Morse laughed again, shrilly. “Gort,” he said. “The light.”
“You sure?” the big man asked.
“The light,” Morse repeated.
Gort turned on the light.
Edan Morse was drenched in a sweat of his own blood. It seemed to be oozing from every pore, crawling down his flesh, soaking through bandages, bedclothes, blankets. Twin rivulets ran from his nostrils. The sheets beneath him bore the stains of his bleeding, the pillows behind him were smeared and reddish, and dried brown blood was crusted in his beard. It cracked when he opened his mouth. The whites of his eyes had gone crimson, and his pupils looked small and frightened. Even his gums were bleeding; his smile was raw and red and
wet.
Ananda gasped. Sandy felt sick. “Jesus H. Christ,” he muttered. He started to rise. “You got to get to a hospital,” he said. But Gort caught him by a shoulder, pushed him back into the chair.
“No time,” Morse said with surprising firmness. “And it wouldn’t help. There’s no…no reason for this. Unnatural. Doctors couldn’t do shit.” He lifted his left hand wearily. “My blood,” he said. “Part of the price. But not so much. Didn’t think it would be so much.”
“I’m sorry for you, Edan,” Ananda said in a hard, flat voice. “But it doesn’t make any difference. Stay behind. I hope you pull through. But if you don’t it will still be worth it.

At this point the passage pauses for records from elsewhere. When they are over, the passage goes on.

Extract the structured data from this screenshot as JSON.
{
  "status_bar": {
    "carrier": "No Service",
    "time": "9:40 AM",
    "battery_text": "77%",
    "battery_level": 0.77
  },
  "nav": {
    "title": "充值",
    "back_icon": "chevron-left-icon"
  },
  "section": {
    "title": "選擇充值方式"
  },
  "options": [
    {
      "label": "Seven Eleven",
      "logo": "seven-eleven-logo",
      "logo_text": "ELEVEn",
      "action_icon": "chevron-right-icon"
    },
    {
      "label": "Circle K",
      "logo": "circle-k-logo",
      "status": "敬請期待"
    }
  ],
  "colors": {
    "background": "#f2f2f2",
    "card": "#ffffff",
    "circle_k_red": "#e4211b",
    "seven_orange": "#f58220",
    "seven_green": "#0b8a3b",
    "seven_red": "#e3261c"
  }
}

The revolution is more important than your life, or mine.”
Edan Morse closed his red, pained eyes briefly, and then forced them open again. His hand dropped back to the blanket. “You don’t… don’t understand. Not just me. The promises… shit… father of lies. It’s not right!”
Ananda stood up, defiant. “What the fuck are you saying, man?”
Morse forced his left hand up again, reached over with his right and held it up. “The price was blood!” he said with all the force he could muster. “I paid it, bled myself, yeah. Quick cuts, deep, painful. Only they closed, ’Nanda! They healed. And afterward, scar tissue… stronger than uncut flesh, you know, stronger, harder. It was supposed to be like… like that. A short, clean struggle, and then we heal. Better. Stronger. Harder.” He released his hand, grinned a hideous bloody grin, thin lines of red between his white teeth. “Not like this. Don’t you understand, you bloody bitch? The bleeding won’t stop! The fucking bleeding will never stop!” He screamed the last words at her.
Ananda was unmoved. “You were always too squeamish, Edan. You wanted to use the power of the music—but you wanted to control it. Well, you can’t, sucker. It makes its own demands. You can’t give only a little, you’ve got to give everything.” She frowned, glanced at Gort and then at Sandy, hesitated a moment, then shook her head and plunged ahead. “You can’t make the fucking omelette without breaking a few goddamned eggs, right? Only you’d rather sit around and wait for the eggs to break themselves mystically. The music can’t do it all by itself—it needs us to make it come true. You want to pretend it’s all sweetness and light. Well, it’s not. It’s ugly out there, and you can’t fucking fight it without getting ugly yourself. You really think a few damned drops of blood from your hand was enough to pay the price? Do you?” She laughed scornfully.